The Soviet-era apartment block was home to about 1,100 people and the blast left dozens homeless over the New Year — the biggest holiday of the year in Russia.
– ‘New Year’s miracle’ –
Tuesday’s recovery of the infant boy offered a rare moment of hope, with officials describing his rescue as a “New Year’s miracle”.
The boy was found in his cradle after rescuers heard him crying from within the rubble.

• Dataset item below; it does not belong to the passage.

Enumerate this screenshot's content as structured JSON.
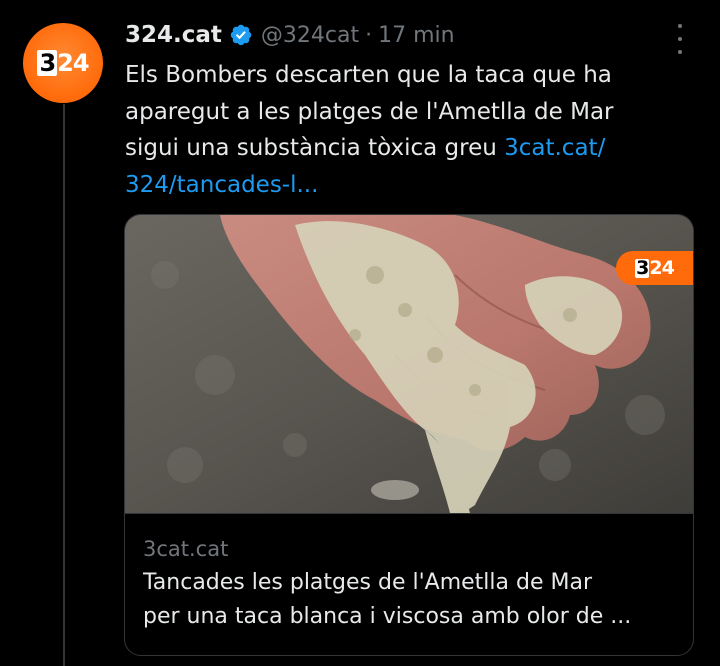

He was brought to his mother, who had survived the blast, and then flown to Moscow for treatment.
Russian television showed footage of the boy lying in a hospital bed watched by his tearful mother.
Medical officials in Moscow said the boy was in serious but stable condition after suffering from severe frostbite, a head injury and multiple fractures.
Residents left homeless by the explosion were being housed in a nearby school and helped by a team of psychologists.
Wednesday was a day of mourning in the region, with flags lowered and entertainment events cancelled, in a country where New Year’s Eve celebrations are an annual highlight.
Mourners laid flowers and lit candles near the site of the building.
“We are all grieving,” a middle-aged man told Rossiya 24 television. “Nearly everyone in the city knew someone” caught up in the accident, he said.
Investigators have said there is no reason to suspect foul play in the blast.
Rumours have swirled on social media of a possible terror link, especially after a minibus explosion on Tuesday that killed three people.
“No traces of explosives or their components have been found” at the scene, the federal Investigative Committee said in a statement.
Local authorities have said the minibus explosion was the result of leaking gas tanks and that there was no link between the two blasts.
Gas explosions are relatively common in Russia, where much of the infrastructure dates back to the Soviet era and safety requirements are often ignored.
Investigative Committee chief Alexander Bastrykin told Russian television that gas equipment in the Magnitogorsk building had not been checked for more than six months prior to the explosion.
Located in the mineral-rich southern Urals region, Magnitogorsk, with a population of more than 400,000 people, is home to one of the country’s largest steel producers.